Pour la fabrication d’immunoglobulines ou pour constituer des réserves de plasma riches en anticorps, l’aphérèse plasmatique est la technique privilégiée. Elle permet de collecter une plus grande quantité de plasma à chaque séance et de cibler les donneurs dont le plasma contient des anticorps utiles.

Que faire si vous pensez avoir un groupe sanguin rare ou si vous avez reçu un message ?

Si vous avez reçu une notification de l’EFS, suivez les indications qui y figurent et prenez contact avec votre centre de don. Les équipes vous expliqueront le type de prélèvement souhaité et la périodicité recommandée. Si vous ne l’avez pas reçue mais que vous pensez appartenir à une population à risque de groupes rares (origines géographiques spécifiques, antécédent de transfusion, grossesse avec découverte d’anticorps), signalez‑le au moment d’un don.

Quelques conseils pratiques :

  • Répondez aux sollicitations de l’EFS : votre profil peut sauver des vies.
  • Avant un don, assurez‑vous d’être en bonne santé, bien hydraté et reposé.
  • Gardez vos comptes rendus si l’EFS vous en fournit, cela facilite le suivi.
  • Si vous êtes suivi pour une pathologie ou sous traitement, discutez‑en avec le personnel du centre de don.

Pourquoi il est utile de donner, même sans profil rare

Même si vous n’avez pas un groupe sanguin rare, votre don reste précieux. Les besoins en produits sanguins sont constants : interventions chirurgicales, soins en oncologie, accidents, maladies chroniques nécessitant des transfusions. De plus, la diversité des profils disponibles dans les réserves renforce la capacité des centres à répondre aux cas complexes.

L’EFS rappelle d’ailleurs que la majorité des donneurs ne reçoivent pas de courrier particulier, mais que leur geste reste indispensable.

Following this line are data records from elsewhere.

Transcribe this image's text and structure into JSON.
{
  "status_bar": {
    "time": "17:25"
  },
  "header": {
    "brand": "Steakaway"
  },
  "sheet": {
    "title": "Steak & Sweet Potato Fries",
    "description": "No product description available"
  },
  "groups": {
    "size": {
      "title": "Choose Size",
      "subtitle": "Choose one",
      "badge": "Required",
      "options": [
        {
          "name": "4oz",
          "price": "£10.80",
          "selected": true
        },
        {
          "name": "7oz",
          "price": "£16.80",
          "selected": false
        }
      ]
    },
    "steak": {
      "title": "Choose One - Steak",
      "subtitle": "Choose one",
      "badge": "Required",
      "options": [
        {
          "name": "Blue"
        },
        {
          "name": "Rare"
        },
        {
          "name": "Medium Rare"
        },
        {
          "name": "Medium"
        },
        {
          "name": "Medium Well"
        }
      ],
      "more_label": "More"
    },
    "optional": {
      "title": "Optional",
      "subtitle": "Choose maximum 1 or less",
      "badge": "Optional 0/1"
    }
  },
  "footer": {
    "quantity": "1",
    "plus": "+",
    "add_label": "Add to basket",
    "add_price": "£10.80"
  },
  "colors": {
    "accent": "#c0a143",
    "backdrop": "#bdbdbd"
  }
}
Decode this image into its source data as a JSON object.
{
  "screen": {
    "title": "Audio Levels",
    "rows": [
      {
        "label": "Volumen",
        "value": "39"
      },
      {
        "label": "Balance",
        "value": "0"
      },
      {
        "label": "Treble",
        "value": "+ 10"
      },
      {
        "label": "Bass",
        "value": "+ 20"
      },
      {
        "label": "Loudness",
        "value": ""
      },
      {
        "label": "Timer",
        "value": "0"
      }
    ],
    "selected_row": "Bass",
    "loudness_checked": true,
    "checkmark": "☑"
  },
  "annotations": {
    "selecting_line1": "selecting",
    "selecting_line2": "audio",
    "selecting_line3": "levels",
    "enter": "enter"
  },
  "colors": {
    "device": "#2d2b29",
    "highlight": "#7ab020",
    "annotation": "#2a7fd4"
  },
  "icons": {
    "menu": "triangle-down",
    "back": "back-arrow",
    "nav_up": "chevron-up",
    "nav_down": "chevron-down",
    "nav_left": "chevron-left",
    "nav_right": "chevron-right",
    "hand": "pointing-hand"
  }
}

Les dons réguliers, volontaires et anonymes, constituent l’ossature de la sécurité transfusionnelle pour l’ensemble de la population.

En résumé

Recevoir une invitation de l’EFS est généralement une bonne nouvelle : elle indique que votre sang présente une qualité ou une rareté utile. Que votre profil soit rare ou que vous possédiez des anticorps protecteurs, vos dons peuvent permettre de fabriquer des médicaments à base de plasma ou d’assurer des transfusions vitales pour des patients qui n’ont pas d’autre option. Si vous êtes contacté, renseignez‑vous auprès de votre centre de don : votre disponibilité régulière peut faire une vraie différence.

Et si vous n’êtes pas concerné par une rareté particulière, pensez tout de même à donner : la solidarité transfusionnelle repose sur la mobilisation de toutes et tous.